Cell Measurement Protocol
The cell measurements were done after the calibrations were completed. We transformed Escherichia coli DH5α with 8 plasmids provided in the iGEM Parts Distribution Kit plates. We used commercial chemically competent cells from NEB. After the transformations, we plated the cells on chloramphenicol plates that were made in our lab. The next day, with many colonies to choose from, we picked 2 and inoculated them in LB medium and the appropriate amount of chloramphenicol. The liquid cultures were grown overnight in 37°C and 220 rpm. On Day 3, the overnight cultures were made into a 1:10 dilution using LB + chloramphenicol.
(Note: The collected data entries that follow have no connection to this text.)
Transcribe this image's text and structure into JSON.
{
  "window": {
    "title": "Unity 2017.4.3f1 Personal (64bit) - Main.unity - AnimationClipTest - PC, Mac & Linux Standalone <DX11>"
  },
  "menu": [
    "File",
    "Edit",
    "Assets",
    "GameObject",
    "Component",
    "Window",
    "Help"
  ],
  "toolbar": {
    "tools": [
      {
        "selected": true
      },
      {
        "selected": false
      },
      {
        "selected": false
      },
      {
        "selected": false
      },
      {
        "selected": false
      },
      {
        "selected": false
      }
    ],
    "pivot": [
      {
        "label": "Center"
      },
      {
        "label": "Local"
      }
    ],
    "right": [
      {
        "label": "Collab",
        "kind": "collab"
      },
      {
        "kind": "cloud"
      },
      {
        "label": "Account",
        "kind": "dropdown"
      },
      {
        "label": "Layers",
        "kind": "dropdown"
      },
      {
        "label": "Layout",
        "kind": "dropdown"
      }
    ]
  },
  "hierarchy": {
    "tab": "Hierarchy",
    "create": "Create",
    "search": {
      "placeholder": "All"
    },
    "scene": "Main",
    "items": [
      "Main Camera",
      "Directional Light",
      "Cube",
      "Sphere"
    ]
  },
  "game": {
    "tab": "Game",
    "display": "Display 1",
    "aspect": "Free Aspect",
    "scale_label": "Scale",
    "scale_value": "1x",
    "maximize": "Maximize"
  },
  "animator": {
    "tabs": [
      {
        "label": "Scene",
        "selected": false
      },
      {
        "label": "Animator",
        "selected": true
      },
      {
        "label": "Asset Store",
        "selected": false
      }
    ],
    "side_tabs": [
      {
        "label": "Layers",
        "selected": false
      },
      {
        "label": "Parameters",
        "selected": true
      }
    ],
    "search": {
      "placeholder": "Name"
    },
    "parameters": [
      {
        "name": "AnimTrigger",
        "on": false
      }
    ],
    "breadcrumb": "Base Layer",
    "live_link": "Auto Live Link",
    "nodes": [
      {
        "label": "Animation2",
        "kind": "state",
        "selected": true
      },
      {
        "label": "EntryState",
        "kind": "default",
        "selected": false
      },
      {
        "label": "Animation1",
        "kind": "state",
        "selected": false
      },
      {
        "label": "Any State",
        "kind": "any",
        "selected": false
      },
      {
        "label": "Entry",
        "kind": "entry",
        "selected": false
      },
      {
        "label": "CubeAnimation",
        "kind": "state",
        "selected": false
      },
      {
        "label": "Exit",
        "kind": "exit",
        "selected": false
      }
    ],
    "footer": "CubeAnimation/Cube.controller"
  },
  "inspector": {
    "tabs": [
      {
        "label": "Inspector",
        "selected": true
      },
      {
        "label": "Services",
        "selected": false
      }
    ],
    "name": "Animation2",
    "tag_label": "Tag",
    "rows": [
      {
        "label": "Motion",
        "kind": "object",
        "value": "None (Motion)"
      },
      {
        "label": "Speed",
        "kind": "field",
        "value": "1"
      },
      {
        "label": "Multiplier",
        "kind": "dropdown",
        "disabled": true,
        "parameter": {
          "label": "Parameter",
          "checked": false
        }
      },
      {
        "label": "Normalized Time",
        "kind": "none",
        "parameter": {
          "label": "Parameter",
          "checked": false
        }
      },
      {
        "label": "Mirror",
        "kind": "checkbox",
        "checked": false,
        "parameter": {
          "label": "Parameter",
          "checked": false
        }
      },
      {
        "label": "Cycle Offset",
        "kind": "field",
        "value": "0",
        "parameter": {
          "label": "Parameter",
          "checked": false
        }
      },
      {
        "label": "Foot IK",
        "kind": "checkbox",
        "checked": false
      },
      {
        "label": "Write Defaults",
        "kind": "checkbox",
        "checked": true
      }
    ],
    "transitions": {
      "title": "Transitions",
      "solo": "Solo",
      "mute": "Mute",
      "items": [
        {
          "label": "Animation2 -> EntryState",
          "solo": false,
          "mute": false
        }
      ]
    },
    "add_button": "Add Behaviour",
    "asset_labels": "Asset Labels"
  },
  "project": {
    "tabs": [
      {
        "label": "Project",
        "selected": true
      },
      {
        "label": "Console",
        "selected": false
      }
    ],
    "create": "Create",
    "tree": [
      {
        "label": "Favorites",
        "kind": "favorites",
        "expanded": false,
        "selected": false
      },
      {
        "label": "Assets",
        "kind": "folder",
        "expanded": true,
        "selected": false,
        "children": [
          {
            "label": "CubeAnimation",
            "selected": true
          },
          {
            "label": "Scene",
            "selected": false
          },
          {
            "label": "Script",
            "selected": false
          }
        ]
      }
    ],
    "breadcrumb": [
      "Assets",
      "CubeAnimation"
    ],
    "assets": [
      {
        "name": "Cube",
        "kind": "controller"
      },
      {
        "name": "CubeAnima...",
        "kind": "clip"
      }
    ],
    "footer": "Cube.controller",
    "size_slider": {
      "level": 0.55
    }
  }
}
The Abs600 was measured, and further diluted to an Absorbance of 0.02 in 12mL of LB+ Chloramphenicol. We covered out falcon tubes in aluminum foil to block the light. The samples were measured at 0 hours for fluorescence and Abs600, and again after 6 hours of addition growth.
Colony Forming Units per 0.1 OD600 E. coli cultures
The overnight cultures were diluted to OD600 in LB + Cam media. This was done in triplicate for each culture. The samples were further diluted using a serial dilution, to form three final dilutions of 8x104, 8x105, and 8x106. 100uL of the dilutions were each plated on chloramphenicol plates. The next day, the amount of colonies were counted by the team, and colony forming units were calculated.